Using predetermined hash functions, each object gets a unique hash value. What is a scenario where this is not appropriate?
- When we have two strings with the same characters
- When we have two objects that are conceptually equal, e.g. two rationals 1/2 and 3/6
How to solve the issue of two logically equal rationals not hashing to the same value?
Divide both numerator and denominator by gcd to reduce the fraction to its simplest form. Then apply the hash function. One example is take the product of the numerator and the denominator.
Why is just adding the characters in a string a bad way to hash a string?
It takes a long runtime, hashes “ABC” to the same slot as “BCA” (ignores all ordering of words), poor distribution (long strings will always hash to bigger values and long strings might produce hash values that cluster near certain regions of the hash space)
Suggest a way to hash strings efficiently that also preserves ordering.
Represent the string as a polynomial p(x)=c_0x^{n-1}+c_1x^{n-2}+…+c_{n-1} where each coefficient is an individual character.
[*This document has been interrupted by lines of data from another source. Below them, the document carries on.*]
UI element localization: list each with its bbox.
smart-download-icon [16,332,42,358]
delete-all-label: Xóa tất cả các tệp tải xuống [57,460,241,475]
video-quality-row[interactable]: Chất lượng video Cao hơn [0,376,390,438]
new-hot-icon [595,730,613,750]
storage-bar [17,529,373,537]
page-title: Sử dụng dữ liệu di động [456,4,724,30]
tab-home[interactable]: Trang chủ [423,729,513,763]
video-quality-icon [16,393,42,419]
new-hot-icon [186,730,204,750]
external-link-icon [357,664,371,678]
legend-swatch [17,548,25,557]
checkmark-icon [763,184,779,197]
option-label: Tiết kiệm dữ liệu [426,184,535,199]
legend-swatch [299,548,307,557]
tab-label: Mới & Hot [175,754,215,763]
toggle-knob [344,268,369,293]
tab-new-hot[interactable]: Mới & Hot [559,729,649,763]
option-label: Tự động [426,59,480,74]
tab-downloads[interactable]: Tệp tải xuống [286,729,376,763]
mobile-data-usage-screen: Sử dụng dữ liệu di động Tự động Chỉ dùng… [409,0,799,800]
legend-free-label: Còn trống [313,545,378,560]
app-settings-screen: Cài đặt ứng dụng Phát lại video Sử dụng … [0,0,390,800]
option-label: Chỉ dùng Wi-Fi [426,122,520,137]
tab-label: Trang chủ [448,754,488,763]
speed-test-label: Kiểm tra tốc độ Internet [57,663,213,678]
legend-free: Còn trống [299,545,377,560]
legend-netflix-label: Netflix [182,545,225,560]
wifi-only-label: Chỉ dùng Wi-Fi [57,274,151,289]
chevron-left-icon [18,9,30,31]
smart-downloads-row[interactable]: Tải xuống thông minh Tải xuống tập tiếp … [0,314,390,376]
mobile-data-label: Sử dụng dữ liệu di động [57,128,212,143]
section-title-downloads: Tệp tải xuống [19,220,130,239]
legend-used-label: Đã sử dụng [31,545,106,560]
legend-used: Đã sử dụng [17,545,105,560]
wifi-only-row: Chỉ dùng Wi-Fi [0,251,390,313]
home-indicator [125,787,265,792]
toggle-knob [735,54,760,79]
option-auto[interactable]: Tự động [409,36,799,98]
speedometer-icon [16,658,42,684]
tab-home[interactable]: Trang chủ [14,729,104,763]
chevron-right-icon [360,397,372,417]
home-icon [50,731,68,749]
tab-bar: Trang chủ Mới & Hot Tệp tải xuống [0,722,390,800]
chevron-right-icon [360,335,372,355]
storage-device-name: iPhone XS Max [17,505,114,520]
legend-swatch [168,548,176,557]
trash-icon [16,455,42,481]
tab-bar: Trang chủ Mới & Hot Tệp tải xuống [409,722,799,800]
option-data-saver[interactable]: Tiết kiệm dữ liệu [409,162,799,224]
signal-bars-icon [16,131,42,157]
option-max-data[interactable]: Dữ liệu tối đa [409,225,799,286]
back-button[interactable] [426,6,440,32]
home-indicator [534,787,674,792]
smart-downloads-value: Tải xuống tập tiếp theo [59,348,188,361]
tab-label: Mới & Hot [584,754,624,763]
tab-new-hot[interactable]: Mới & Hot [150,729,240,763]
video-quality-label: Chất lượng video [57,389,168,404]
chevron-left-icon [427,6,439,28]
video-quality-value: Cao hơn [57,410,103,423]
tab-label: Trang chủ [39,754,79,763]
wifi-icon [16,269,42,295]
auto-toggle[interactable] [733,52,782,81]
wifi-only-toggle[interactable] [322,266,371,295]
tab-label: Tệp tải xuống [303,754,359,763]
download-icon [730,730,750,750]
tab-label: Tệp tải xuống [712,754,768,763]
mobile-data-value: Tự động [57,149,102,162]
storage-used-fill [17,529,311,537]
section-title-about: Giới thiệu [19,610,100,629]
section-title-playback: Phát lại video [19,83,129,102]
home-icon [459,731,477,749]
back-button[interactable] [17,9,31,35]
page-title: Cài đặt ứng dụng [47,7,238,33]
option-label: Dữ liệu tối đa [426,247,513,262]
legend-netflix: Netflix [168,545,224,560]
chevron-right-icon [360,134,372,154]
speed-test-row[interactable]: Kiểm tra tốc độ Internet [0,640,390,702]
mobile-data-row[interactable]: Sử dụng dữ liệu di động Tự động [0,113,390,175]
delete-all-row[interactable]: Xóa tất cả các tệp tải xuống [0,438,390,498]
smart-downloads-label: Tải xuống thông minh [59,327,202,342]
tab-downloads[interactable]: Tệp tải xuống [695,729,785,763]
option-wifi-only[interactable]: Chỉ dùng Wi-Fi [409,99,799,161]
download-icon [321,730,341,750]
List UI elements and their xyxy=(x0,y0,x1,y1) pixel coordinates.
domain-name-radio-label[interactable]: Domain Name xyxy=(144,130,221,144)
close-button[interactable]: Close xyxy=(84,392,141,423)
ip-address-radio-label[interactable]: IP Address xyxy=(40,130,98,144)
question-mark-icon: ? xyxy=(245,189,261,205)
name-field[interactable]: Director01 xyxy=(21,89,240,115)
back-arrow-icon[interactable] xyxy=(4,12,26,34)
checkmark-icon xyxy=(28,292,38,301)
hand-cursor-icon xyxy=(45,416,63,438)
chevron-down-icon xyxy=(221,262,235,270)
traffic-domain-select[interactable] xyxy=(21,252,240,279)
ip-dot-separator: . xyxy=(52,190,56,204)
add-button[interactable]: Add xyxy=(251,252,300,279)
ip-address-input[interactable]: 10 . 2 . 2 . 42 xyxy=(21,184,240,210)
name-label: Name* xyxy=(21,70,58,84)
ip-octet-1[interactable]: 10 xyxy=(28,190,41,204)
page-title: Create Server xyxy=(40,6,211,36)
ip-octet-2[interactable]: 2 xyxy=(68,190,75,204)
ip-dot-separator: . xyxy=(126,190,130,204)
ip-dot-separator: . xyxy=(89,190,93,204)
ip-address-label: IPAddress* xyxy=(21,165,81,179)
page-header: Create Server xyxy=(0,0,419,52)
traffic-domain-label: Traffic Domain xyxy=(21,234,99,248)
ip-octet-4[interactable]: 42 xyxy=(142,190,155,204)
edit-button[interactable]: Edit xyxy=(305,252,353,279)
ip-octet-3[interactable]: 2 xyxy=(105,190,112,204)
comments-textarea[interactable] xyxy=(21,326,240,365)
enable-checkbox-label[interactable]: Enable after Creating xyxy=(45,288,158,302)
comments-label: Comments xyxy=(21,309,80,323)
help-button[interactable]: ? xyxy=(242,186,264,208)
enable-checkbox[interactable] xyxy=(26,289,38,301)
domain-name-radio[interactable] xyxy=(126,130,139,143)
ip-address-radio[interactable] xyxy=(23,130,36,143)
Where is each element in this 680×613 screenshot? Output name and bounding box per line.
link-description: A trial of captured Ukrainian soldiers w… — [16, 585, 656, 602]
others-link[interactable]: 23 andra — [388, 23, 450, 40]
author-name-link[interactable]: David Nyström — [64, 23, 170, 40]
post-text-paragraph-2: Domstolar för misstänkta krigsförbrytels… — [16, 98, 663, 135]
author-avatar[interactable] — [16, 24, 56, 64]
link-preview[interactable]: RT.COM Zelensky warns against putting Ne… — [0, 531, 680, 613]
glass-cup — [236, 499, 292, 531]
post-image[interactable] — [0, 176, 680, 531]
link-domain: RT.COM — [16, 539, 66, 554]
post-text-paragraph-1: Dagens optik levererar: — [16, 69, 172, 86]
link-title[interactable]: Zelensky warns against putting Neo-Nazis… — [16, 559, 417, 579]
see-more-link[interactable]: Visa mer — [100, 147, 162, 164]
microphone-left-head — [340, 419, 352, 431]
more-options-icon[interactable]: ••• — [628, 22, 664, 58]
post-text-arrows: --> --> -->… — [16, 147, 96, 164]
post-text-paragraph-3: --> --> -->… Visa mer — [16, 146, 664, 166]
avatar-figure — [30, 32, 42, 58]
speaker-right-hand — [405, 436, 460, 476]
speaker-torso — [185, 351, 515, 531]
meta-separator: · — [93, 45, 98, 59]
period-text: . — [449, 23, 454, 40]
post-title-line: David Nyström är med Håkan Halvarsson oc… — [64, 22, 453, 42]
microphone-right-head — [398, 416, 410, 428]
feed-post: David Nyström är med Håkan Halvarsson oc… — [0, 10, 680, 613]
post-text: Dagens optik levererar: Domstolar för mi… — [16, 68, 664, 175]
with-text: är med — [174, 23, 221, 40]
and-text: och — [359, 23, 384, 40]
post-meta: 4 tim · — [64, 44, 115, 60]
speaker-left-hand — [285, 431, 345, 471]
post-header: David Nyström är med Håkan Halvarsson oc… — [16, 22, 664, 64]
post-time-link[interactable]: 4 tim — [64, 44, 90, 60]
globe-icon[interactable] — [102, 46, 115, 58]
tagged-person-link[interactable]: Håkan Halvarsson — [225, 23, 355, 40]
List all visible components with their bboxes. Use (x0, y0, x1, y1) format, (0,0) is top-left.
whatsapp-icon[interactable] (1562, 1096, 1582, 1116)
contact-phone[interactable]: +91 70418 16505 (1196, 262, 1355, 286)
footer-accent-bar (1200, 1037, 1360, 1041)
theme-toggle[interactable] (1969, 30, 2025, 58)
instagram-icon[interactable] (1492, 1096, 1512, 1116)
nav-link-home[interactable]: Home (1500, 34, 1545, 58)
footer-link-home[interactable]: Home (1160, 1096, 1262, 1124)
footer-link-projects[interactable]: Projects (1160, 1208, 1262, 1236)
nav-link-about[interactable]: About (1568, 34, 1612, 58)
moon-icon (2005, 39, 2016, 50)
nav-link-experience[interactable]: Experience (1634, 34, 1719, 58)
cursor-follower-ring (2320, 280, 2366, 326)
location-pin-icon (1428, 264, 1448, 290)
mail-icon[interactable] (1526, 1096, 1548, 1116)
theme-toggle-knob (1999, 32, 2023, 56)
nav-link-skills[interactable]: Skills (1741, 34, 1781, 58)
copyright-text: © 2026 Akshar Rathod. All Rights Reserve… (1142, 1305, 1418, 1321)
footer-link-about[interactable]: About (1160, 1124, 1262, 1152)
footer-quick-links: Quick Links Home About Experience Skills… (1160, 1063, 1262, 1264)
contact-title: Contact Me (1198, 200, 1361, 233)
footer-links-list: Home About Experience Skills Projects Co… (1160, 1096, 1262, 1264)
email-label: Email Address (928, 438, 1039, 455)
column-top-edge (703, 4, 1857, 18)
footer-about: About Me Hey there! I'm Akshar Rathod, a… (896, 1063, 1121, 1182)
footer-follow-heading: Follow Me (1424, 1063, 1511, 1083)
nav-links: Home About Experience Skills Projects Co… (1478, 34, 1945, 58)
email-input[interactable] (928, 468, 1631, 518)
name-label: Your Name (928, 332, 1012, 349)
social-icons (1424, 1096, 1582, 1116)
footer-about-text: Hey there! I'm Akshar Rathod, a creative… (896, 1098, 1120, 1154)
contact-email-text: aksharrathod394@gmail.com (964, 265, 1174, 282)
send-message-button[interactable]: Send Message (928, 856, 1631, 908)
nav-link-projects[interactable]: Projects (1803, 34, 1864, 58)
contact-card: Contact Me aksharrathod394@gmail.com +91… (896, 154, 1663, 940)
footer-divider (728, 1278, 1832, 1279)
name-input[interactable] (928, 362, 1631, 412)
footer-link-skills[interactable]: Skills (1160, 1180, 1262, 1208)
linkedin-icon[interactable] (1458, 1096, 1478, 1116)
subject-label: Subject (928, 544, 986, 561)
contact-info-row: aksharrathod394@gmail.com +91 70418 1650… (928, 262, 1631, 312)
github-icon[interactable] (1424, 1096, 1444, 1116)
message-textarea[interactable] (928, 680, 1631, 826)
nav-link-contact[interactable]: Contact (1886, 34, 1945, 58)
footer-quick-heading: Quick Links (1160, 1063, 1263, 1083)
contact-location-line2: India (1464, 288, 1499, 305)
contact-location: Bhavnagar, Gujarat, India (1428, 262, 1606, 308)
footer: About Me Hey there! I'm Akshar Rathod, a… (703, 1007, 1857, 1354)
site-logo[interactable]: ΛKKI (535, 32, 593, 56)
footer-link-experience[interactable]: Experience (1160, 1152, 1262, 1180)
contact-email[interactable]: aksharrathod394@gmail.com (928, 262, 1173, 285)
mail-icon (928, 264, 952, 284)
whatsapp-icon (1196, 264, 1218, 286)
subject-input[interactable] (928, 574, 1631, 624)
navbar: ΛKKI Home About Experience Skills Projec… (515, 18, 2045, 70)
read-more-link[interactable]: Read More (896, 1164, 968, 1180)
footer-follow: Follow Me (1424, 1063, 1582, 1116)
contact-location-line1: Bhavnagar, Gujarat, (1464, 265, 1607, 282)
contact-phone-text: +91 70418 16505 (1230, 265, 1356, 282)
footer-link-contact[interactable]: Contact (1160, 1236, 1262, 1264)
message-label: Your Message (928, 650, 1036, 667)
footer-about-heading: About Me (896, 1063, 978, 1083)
Pick a prime number and let that be x to evaluate p(x). Use Horner’s rule to re-order the equation to compute p(x) more efficiently. The result is a single integer, which is the hash value.
Why is hashing strings this way good?
- Using a prime number ensures good distribution of hash values
- Order-sensitive, preserves information of the string
Why do we want to study asymptotic?
We want a way to analyze an algorithm and compare their performances regardless of the computer it is run on. It helps us learn about the scalability of algorithms, independent of hardware.
How can we think of f(n) ~ g(n) and f(n) < g(n)?
f(n)~g(n) means their performances are comparable for large values of n and improving hardware will affect both algorithms similarly. It is always possible to buy a faster computer so one algorithm will run faster than the other.
f(n)<g(n) means f(n) grows asymptotically slower than g(n). No matter how fast a computer becomes, f(n) will always run faster than g(n).
Is o(.) weaker than O(.)?
No, o(.) is stricter than O(.). Small-o requires that f(n) grows strictly slower than g(n) as n tends to infinity.
Big-o is an upper bound indicating that f(n) does not grow faster than g(n) for sufficiently large n.
Is small-omega stricter than big-omega?
For small-omega, f(n) grows strictly faster than g(n), while for big-omega, f(n) grows at least as fast as g(n), up to a constant factor.